Lebih-lebih lagi dilaksanakan oleh guru-guru yang ditugasi sekolah
berasal dari guru yang senior atau mau pensiun, guru yang kekurangan jam
mata pelajaran untuk memenuhi tuntutan angka kreditnya. Pengakuan legal
dengan SK Menpan tersebut menjadi jauh arahnya terutama untuk
pelaksanaan Bimbingan dan Penyuluhan di sekolah.
3. Belum ada aturan main yang jelas
Apa,
mengapa, untuk apa, bagaimana, kepada siapa, oleh siapa, kapan dan di
mana pelaksanaan Bimbingan dan Penyuluhan dilaksanakan juga belum jelas.

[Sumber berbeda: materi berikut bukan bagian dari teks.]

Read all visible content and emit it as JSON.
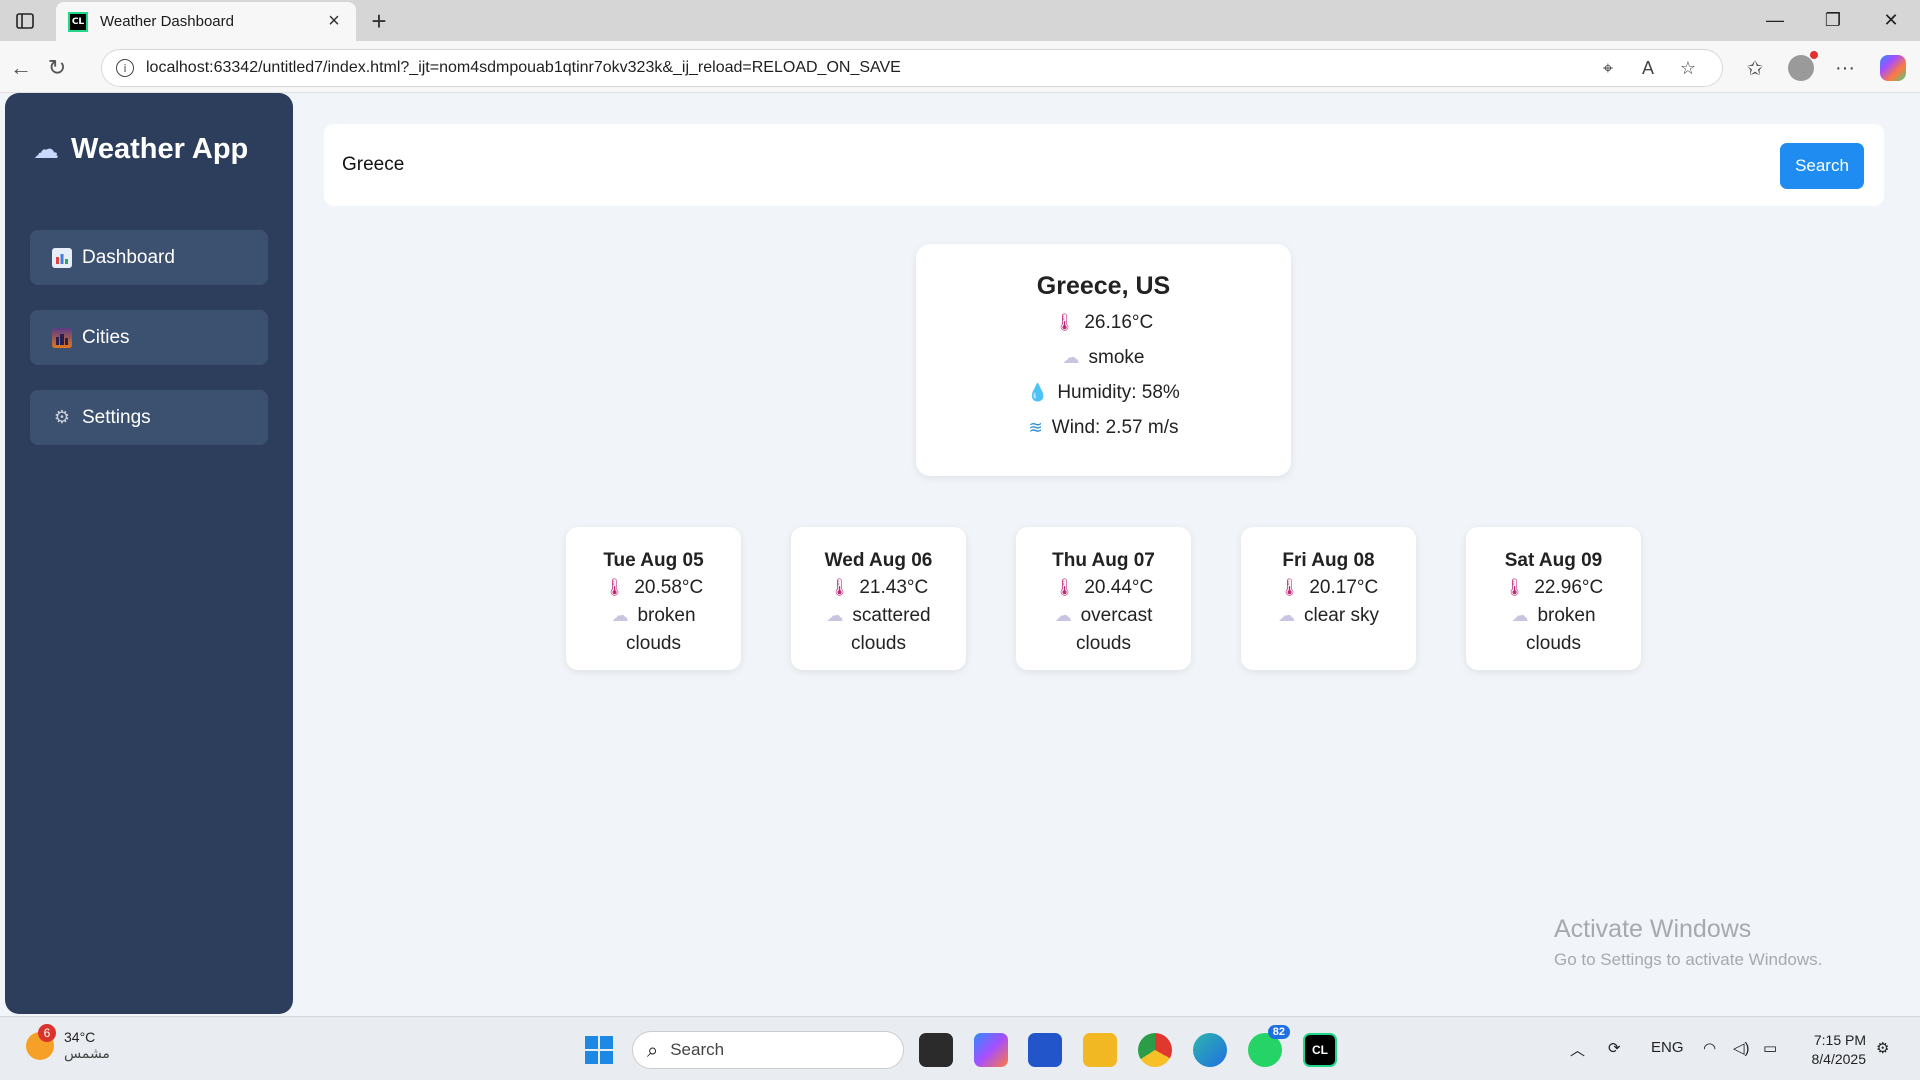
{
  "browser": {
    "tab_title": "Weather Dashboard",
    "favicon_text": "CL",
    "url": "localhost:63342/untitled7/index.html?_ijt=nom4sdmpouab1qtinr7okv323k&_ij_reload=RELOAD_ON_SAVE"
  },
  "app": {
    "brand": "Weather App",
    "nav": [
      {
        "label": "Dashboard",
        "icon": "bar-chart-icon"
      },
      {
        "label": "Cities",
        "icon": "cityscape-icon"
      },
      {
        "label": "Settings",
        "icon": "gear-icon"
      }
    ]
  },
  "search": {
    "value": "Greece",
    "button_label": "Search"
  },
  "current": {
    "city": "Greece, US",
    "temp": "26.16°C",
    "condition": "smoke",
    "humidity": "Humidity: 58%",
    "wind": "Wind: 2.57 m/s"
  },
  "forecast": [
    {
      "date": "Tue Aug 05",
      "temp": "20.58°C",
      "desc1": "broken",
      "desc2": "clouds"
    },
    {
      "date": "Wed Aug 06",
      "temp": "21.43°C",
      "desc1": "scattered",
      "desc2": "clouds"
    },
    {
      "date": "Thu Aug 07",
      "temp": "20.44°C",
      "desc1": "overcast",
      "desc2": "clouds"
    },
    {
      "date": "Fri Aug 08",
      "temp": "20.17°C",
      "desc1": "clear sky",
      "desc2": ""
    },
    {
      "date": "Sat Aug 09",
      "temp": "22.96°C",
      "desc1": "broken",
      "desc2": "clouds"
    }
  ],
  "watermark": {
    "line1": "Activate Windows",
    "line2": "Go to Settings to activate Windows."
  },
  "taskbar": {
    "weather_badge": "6",
    "weather_temp": "34°C",
    "weather_cond": "مشمس",
    "search_placeholder": "Search",
    "whatsapp_badge": "82",
    "lang": "ENG",
    "time": "7:15 PM",
    "date": "8/4/2025"
  },
  "colors": {
    "sidebar": "#2c3e5c",
    "nav_item": "#3c5070",
    "accent": "#1e8cf0",
    "background": "#f1f4f8"
  }
}
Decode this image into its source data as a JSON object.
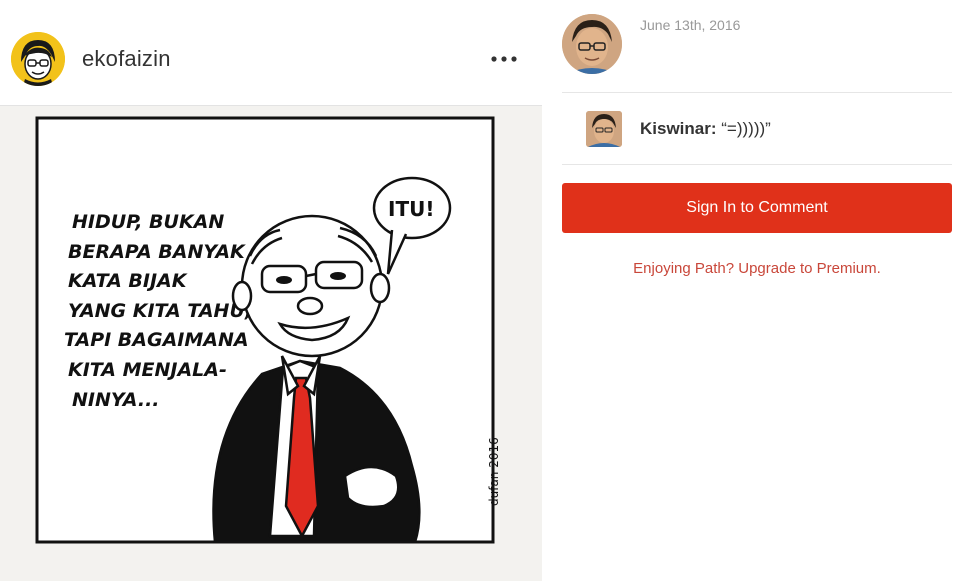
{
  "post": {
    "author_name": "ekofaizin",
    "more_icon": "more-horizontal-icon",
    "image": {
      "caption_lines": [
        "HIDUP, BUKAN",
        "BERAPA BANYAK",
        "KATA BIJAK",
        "YANG KITA TAHU,",
        "TAPI BAGAIMANA",
        "KITA MENJALA-",
        "NINYA..."
      ],
      "speech_bubble": "ITU!",
      "signature": "dufan 2016"
    }
  },
  "sidebar": {
    "date": "June 13th, 2016",
    "comment": {
      "author": "Kiswinar:",
      "text": "“=)))))”"
    },
    "signin_button": "Sign In to Comment",
    "premium_link": "Enjoying Path? Upgrade to Premium."
  },
  "colors": {
    "accent": "#e0311a",
    "link": "#c9473a",
    "avatar_ring": "#f2c21a"
  }
}
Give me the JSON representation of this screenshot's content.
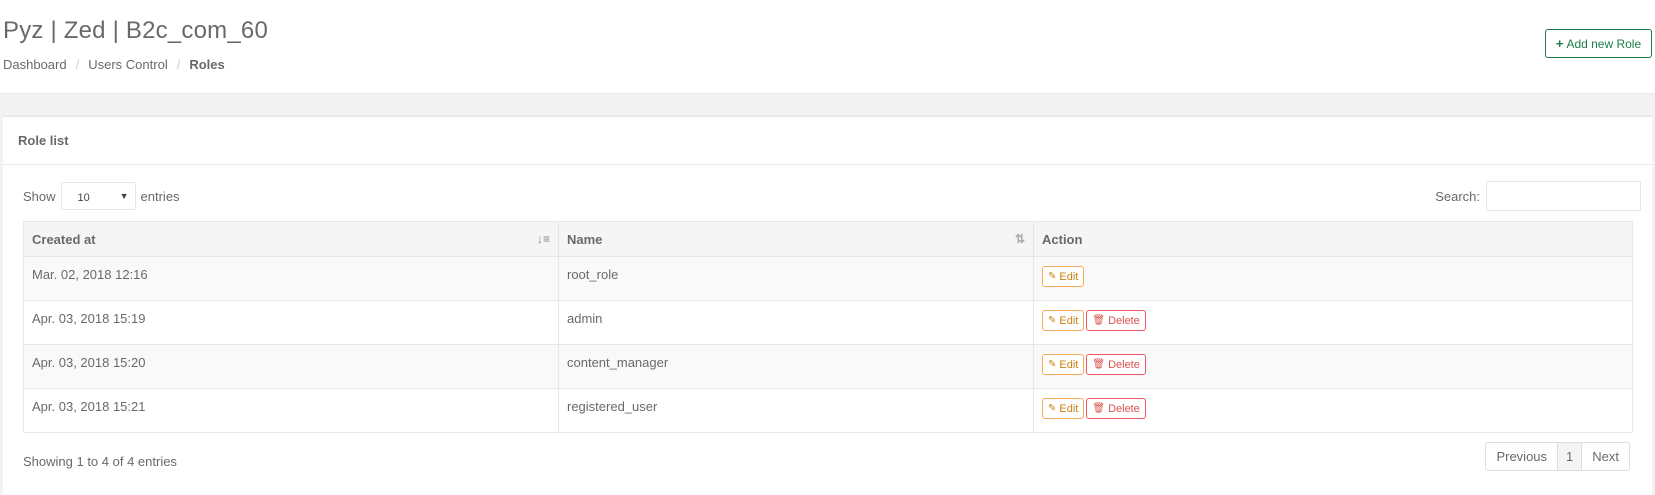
{
  "header": {
    "title": "Pyz | Zed | B2c_com_60",
    "breadcrumb": [
      "Dashboard",
      "Users Control",
      "Roles"
    ],
    "add_button_label": "Add new Role",
    "add_button_icon": "plus-icon"
  },
  "box": {
    "title": "Role list",
    "show_label": "Show",
    "entries_label": "entries",
    "page_length": "10",
    "search_label": "Search:",
    "search_value": ""
  },
  "table": {
    "columns": [
      "Created at",
      "Name",
      "Action"
    ],
    "rows": [
      {
        "created_at": "Mar. 02, 2018 12:16",
        "name": "root_role",
        "actions": [
          "Edit"
        ]
      },
      {
        "created_at": "Apr. 03, 2018 15:19",
        "name": "admin",
        "actions": [
          "Edit",
          "Delete"
        ]
      },
      {
        "created_at": "Apr. 03, 2018 15:20",
        "name": "content_manager",
        "actions": [
          "Edit",
          "Delete"
        ]
      },
      {
        "created_at": "Apr. 03, 2018 15:21",
        "name": "registered_user",
        "actions": [
          "Edit",
          "Delete"
        ]
      }
    ],
    "edit_label": "Edit",
    "delete_label": "Delete"
  },
  "footer": {
    "info": "Showing 1 to 4 of 4 entries",
    "pagination": [
      "Previous",
      "1",
      "Next"
    ]
  },
  "colors": {
    "primary_green": "#1a7d47",
    "edit_orange": "#f8ac59",
    "delete_red": "#ed5565"
  }
}
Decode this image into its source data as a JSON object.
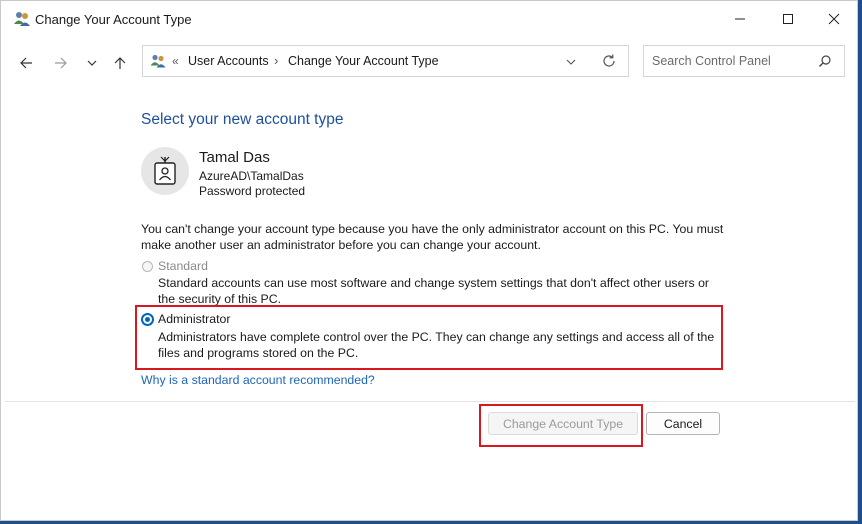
{
  "window": {
    "title": "Change Your Account Type"
  },
  "nav": {
    "back_icon": "arrow-left-icon",
    "forward_icon": "arrow-right-icon",
    "recent_icon": "chevron-down-icon",
    "up_icon": "arrow-up-icon"
  },
  "address": {
    "chevrons": "«",
    "crumbs": [
      "User Accounts",
      "Change Your Account Type"
    ],
    "separator": "›"
  },
  "search": {
    "placeholder": "Search Control Panel"
  },
  "content": {
    "heading": "Select your new account type",
    "user": {
      "name": "Tamal Das",
      "domain": "AzureAD\\TamalDas",
      "status": "Password protected"
    },
    "notice": "You can't change your account type because you have the only administrator account on this PC. You must make another user an administrator before you can change your account.",
    "options": [
      {
        "label": "Standard",
        "description": "Standard accounts can use most software and change system settings that don't affect other users or the security of this PC.",
        "selected": false,
        "enabled": false
      },
      {
        "label": "Administrator",
        "description": "Administrators have complete control over the PC. They can change any settings and access all of the files and programs stored on the PC.",
        "selected": true,
        "enabled": true
      }
    ],
    "link": "Why is a standard account recommended?"
  },
  "buttons": {
    "change": "Change Account Type",
    "cancel": "Cancel"
  },
  "colors": {
    "heading": "#1f4f9a",
    "link": "#1f66b6",
    "highlight": "#d7191f",
    "radio_accent": "#0067c0"
  }
}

Oleh siapa bimbingan dan penyuluhan dilaksanakan, di sekolah banyak
terjadi diberikan kepada guru-guru senior, guru-guru yang mau pensiun,
guru mata pelajaran yang kurang jam mengajarnya untuk memenuhi tuntutan
angka kreditnya. Guru-guru ini jelas sebagian besar tidak menguasai dan
memang tidak dipersiapkan untuk menjadi Guru Pembimbing. Kesan yang
tertangkap di masyarakat terutama orang tua murid Bimbingan Penyuluhan
tugasnya menyelesaikan anak yang bermasalah. Sehingga ketika orang tua
dipanggil ke sekolah apalagi yang memanggil Guru Pembimbing, orang tua
menjadi malu, dan dari rumah sudah berpikir ada apa dengan anaknya,
bermasalah atau mempunyai masalah apakah. Dari segi pengawasan, juga
belum jelas arah dan pelaksanaan pengawasannya. Selain itu dengan pola yang tidak jelas tersebut mengakibatkan:
-
Guru
BP (sekarang Konselor Sekolah) belum mampu mengoptimalisasikan tugas
dan fungsinya dalam memberikan pelayanan terhadap siswa yang menjadi
tanggungjawabnya. Yang terjadi malah guru pembimbing ditugasi
mengajarkan salah satu mata pelajaran seperti Bahasa Indonesia,
Kesenian, dsb.nya.
-
Guru
Pembimbing merangkap pustakawan, pengumpul dan pengolah nilai siswa
dalam kelas-kelas tertentu serta berfungsi sebagai guru piket dan guru
pengganti bagi guru mata pelajaran yang berhalangan hadir.
-
Guru
Pembimbing ditugasi sebagai “polisi sekolah” yang mengurusi dan
menghakimi para siswa yang tidak mematuhi peraturan sekolah seperti
terlambat masuk, tidak memakai pakaian seragam atau baju yang
dikeluarkan dari celana atau rok.
-
Kepala
Sekolah tidak mampu melakukan pengawasan, karena tidak memahami program
pelayanan serta belum mampu memfasilitasi kegiatan layanan bimbingan di
sekolahnya,
-
Terjadi
persepsi dan pandangan yang keliru dari personil sekolah terhadap tugas
dan fungsi guru pembimbing, sehingga tidak terjalin kerja sama
sebagaimana yang diharapkan dalam organisasi bimbingan dan konseling.Kondisi-kondisi seperti di atas, nyaris terjadi pada setiap sekolah di Indonesia.